Banker must honour Customer’s draft on customer’s money in his hands – COURT HOLDING
A banker must recognise the person from whom or for whose account he has received the money in an account as the proper person to draw on it, and cannot set up the claim of a third person as against that of his customer: whether the customer holds the account in his own right or as trustee, and in the latter case even though he draws on it for the purpose of a breach of trust, the banker is bound to honour the customer’s order with respect to money belonging to the customer in his hands; but he may show that he did not receive the money from or for the account of the customer or that it does not belong to the customer, as where the proceeds of a cheque paid in for the credit of a third person’s account have been credited to the customer’s account held in the customer’s own right and not in trust for the third person
ADENIILUYI v. AFRICAN CONT. BANK LTD. (1964) NCLR (page 17, line 32—page 18, line 36) H.C. (West)
Facts of the case
The plaintiffs brought an action to recover from the defendants, their bankers, the amount of a cheque drawn by the plaintiffs payment of which was refused by the defendants. The first plaintiff opened an account with the defendant bank in the joint names of himself and the second plaintiff.

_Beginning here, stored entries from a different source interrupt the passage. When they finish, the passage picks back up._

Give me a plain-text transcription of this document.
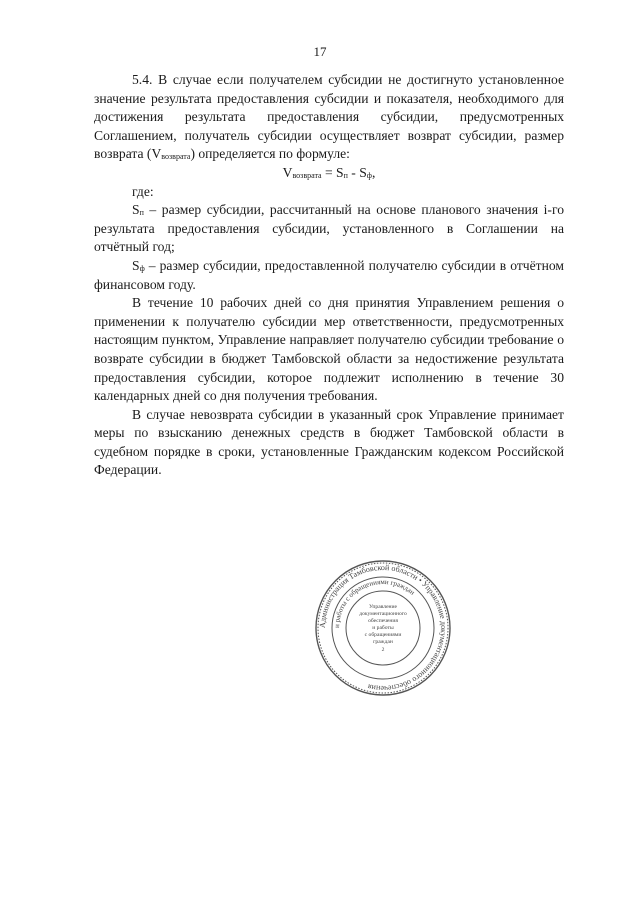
17

5.4. В случае если получателем субсидии не достигнуто установленное значение результата предоставления субсидии и показателя, необходимого для достижения результата предоставления субсидии, предусмотренных Соглашением, получатель субсидии осуществляет возврат субсидии, размер возврата $(V_{возврата})$ определяется по формуле:

$V_{возврата} = S_п - S_ф$,

где:

$S_п$ – размер субсидии, рассчитанный на основе планового значения i-го результата предоставления субсидии, установленного в Соглашении на отчётный год;

$S_ф$ – размер субсидии, предоставленной получателю субсидии в отчётном финансовом году.

В течение 10 рабочих дней со дня принятия Управлением решения о применении к получателю субсидии мер ответственности, предусмотренных настоящим пунктом, Управление направляет получателю субсидии требование о возврате субсидии в бюджет Тамбовской области за недостижение результата предоставления субсидии, которое подлежит исполнению в течение 30 календарных дней со дня получения требования.

В случае невозврата субсидии в указанный срок Управление принимает меры по взысканию денежных средств в бюджет Тамбовской области в судебном порядке в сроки, установленные Гражданским кодексом Российской Федерации.

Администрация Тамбовской области • Управление документационного обеспечения
и работы с обращениями граждан
Управление
документационного
обеспечения
и работы
с обращениями
граждан
2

The defendants believed that the plaintiffs held the account in trust for certain third parties, whom they, the defendants, regarded as their customers. The third parties believed there was an account in their name with the defendants designated or known as a special account. They paid in a cheque endorsed to them, to be credited to their special account, and the defendants paid the proceeds into the plaintiffs’ account.
The plaintiffs drew a cheque on the account which would have been covered by the credit balance in the account if the third parties’ cheque had been properly credited to it, but otherwise not. The third parties directed the defendants to freeze the account. The defendants marked the plaintiffs’ cheque “payment counter-manded” without the plaintiffs’ authority, and refused payment. The plaintiffs instituted the present proceedings, as holders of the account in their own right and not as trustees, alleging a breach of contract by the defendants in not paying out on the cheque out of moneys of the plaintiffs in their hands.